Tag or untagged?
Fundamentally, there are only two different Ethernet switch port types: access or trunk.
An access switchport can only participate in the VLAN to which it has been assigned and data is not tagged.
A trunk switchport can participate in multiple VLANs but in order to do so expects the data to be 'tagged' so the switch will know where the data is ultimately expected to go. The switch then reads the VLAN ID tagged data and then knows to which ports it should be talking or where it should be going.
VLANs are typically used to provide logical separation for different network segments or subnets but it is important to realize that just because a switch supports layer-2 tagging (802.1q VLAN tagging) does not mean that it provides routing between them, which is a layer-3 function.

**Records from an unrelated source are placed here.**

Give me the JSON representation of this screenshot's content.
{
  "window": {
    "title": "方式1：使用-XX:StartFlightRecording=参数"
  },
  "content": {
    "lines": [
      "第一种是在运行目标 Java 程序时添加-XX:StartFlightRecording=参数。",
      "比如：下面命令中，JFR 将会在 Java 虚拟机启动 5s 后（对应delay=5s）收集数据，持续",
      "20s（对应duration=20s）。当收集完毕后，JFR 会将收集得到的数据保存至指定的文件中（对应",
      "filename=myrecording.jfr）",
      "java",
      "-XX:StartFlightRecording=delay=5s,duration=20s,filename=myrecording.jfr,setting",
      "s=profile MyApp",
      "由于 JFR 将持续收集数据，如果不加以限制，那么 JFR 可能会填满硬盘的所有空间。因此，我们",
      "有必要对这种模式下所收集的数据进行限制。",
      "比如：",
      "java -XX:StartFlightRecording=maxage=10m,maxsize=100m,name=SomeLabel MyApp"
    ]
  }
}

A trunk switchport would be employed if, for instance, your router supported trunking/tagging. Instead of simply being on VLAN 13, port 1 could be configured on the switch as a trunk port and both VLAN 13 and VLAN 459 would be set as tagged. Data from both networks could traverse the same physical wire back to your router but would not be aware of one another. Guests would still be isolated on VLAN 459 while the office was safe and sound on VLAN 13. Trunk switchports are typically employed in virtualization, where one network interface is expected to support systems on multiple VLAN IDs or network segments.
Tagged and untagged describe how a frame on a VLAN is transmitted from a port. The frame can be tagged in which case it will contains an 802.1q VLAN Tag Control information field, or not tagged. Untagged doesn't mean "not on a VLAN". In a VLAN-aware network, every packet is forwarded on a VLAN. In a VLAN-aware network frames need not contain a tag identifying the VLAN they are travelling on. Switches can use other mechanisms, such as policy to decide that.
VLAN is completely on wire side, wireless doesn't have this concept.